I don't need anything... If you read the OP you would know I came upon these bullets and was curious if they could be used in the .357 Magnum. I saw no reason to use them in .38 Special ammo and since they are .357" my alternative choices are limited...

Once this one box is gone that will be that.

joneb
April 17, 2012, 12:32 AM
For 158gr plated try 7.5-8.0gr of AA#5 or 5.5-6.0gr of W-231

GLOOB
April 17, 2012, 04:08 AM
Did you ever try this much taper crimp?
Nope! But I don't think anyone's gonna rush out to buy a Redding taper crimp die for $40 bucks to load one box of bullets that can't hold up to magnum velocities, anyways. :)

That sure is pretty though.

greenlion
April 17, 2012, 06:12 AM
I don't need anything... If you read the OP you would know I came upon these bullets and was curious if they could be used in the .357 Magnum. I saw no reason to use them in .38 Special ammo and since they are .357" my alternative choices are limited...

I did read the OP, and I didn't ask you where you got them. 38 special bullets ARE .357 magnum bullets. They are the same size.
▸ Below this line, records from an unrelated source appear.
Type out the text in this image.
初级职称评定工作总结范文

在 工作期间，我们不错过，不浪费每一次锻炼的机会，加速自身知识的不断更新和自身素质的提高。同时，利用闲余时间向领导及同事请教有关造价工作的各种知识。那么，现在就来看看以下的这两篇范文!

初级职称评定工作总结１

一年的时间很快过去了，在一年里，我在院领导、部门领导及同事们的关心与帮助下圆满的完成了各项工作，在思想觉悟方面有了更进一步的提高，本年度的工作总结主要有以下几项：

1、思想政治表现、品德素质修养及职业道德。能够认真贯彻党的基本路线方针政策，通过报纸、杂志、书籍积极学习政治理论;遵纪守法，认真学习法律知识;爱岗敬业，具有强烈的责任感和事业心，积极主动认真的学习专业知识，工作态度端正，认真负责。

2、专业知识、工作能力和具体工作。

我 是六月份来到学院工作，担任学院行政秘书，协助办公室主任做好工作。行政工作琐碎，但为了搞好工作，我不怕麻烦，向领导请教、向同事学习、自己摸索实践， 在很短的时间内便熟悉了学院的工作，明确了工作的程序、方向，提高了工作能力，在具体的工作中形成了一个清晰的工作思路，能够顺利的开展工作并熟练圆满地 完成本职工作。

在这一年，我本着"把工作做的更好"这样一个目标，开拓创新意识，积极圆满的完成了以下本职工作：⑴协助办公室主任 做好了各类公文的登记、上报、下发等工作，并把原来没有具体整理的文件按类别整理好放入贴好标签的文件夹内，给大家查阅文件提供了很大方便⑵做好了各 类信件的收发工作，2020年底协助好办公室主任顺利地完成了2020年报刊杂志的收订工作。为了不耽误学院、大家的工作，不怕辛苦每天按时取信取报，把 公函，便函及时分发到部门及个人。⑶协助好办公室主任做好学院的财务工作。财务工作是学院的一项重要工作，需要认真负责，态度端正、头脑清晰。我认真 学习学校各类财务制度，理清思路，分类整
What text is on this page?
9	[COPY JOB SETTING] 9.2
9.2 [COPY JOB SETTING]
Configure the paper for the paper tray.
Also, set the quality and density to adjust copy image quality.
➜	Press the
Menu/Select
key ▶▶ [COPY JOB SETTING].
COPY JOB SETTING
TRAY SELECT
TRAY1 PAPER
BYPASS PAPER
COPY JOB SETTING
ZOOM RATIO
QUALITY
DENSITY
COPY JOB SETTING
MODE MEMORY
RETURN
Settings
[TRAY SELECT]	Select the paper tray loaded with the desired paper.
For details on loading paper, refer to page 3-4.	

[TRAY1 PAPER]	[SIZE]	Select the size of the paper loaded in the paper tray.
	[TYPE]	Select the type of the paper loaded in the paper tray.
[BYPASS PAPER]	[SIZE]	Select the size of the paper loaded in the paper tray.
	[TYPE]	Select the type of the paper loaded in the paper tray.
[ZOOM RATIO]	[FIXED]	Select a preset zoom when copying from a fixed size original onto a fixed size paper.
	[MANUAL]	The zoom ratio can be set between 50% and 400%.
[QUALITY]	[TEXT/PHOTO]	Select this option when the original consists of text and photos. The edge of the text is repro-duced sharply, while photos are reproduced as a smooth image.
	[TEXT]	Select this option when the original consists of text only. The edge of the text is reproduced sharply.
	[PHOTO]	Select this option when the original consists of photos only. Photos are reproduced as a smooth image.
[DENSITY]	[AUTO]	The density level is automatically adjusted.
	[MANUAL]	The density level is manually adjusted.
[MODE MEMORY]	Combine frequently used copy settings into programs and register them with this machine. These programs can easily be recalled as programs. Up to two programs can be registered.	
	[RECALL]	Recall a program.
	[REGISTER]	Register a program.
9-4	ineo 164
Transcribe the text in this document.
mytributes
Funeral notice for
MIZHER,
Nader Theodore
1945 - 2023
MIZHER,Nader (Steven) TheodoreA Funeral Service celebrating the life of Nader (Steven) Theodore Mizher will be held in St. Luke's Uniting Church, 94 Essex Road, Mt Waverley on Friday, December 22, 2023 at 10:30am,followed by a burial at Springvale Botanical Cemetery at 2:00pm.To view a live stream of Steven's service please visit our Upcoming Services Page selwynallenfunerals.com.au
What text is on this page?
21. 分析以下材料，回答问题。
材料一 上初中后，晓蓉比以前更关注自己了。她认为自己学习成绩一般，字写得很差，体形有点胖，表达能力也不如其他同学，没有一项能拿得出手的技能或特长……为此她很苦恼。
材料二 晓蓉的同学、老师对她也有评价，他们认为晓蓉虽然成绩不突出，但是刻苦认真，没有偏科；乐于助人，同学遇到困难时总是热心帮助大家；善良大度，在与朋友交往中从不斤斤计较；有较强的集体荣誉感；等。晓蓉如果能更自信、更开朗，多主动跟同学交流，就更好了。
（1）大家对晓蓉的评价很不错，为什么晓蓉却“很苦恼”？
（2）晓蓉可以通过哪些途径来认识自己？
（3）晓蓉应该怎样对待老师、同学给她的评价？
Most people who would load Berry's bullets in 38spl, or 357 mag, would load them at or near 38special velocity for target shooting, because that is pretty much the only use for them. That is what made me wonder why you were trying to turn them into something they were not designed for. I thought you might have a reason, but apparently not.

Walkalong
April 17, 2012, 07:28 AM
I don't think anyone's gonna rush out to buy a Redding taper crimp die for $40 bucks to load one box of bullets that can't hold up to magnum velocities, anywaysI was curious as to how much floydster was crimping his bullets, not suggesting ArchAngelCD buy a $20 crimp die. I was wondering how much taper crimp floydster had on the bullets that were still creeping forward to much to suit him.

ArchAngelCD answered his question, that Berrys bullet will not take magnum loads in his .357.

That is a Powerbond bullet in the pic, and it can take at least 1300 FPS, as I have proved that.

Hammerdown77
April 17, 2012, 08:46 AM
Archangel, one thing you could do is seat the bullet a little deeper, and roll crimp over the shoulder. That will be plenty of crimp to prevent bullet pull. You'll need to back down your charge and work up, though.

That's done a lot with 45 ACP type bullets in a 45 Colt case. I've seen very good results doing that with a 200 grain LSWC (no crimp groove, typical 45 ACP bullet) in the 45 Colt.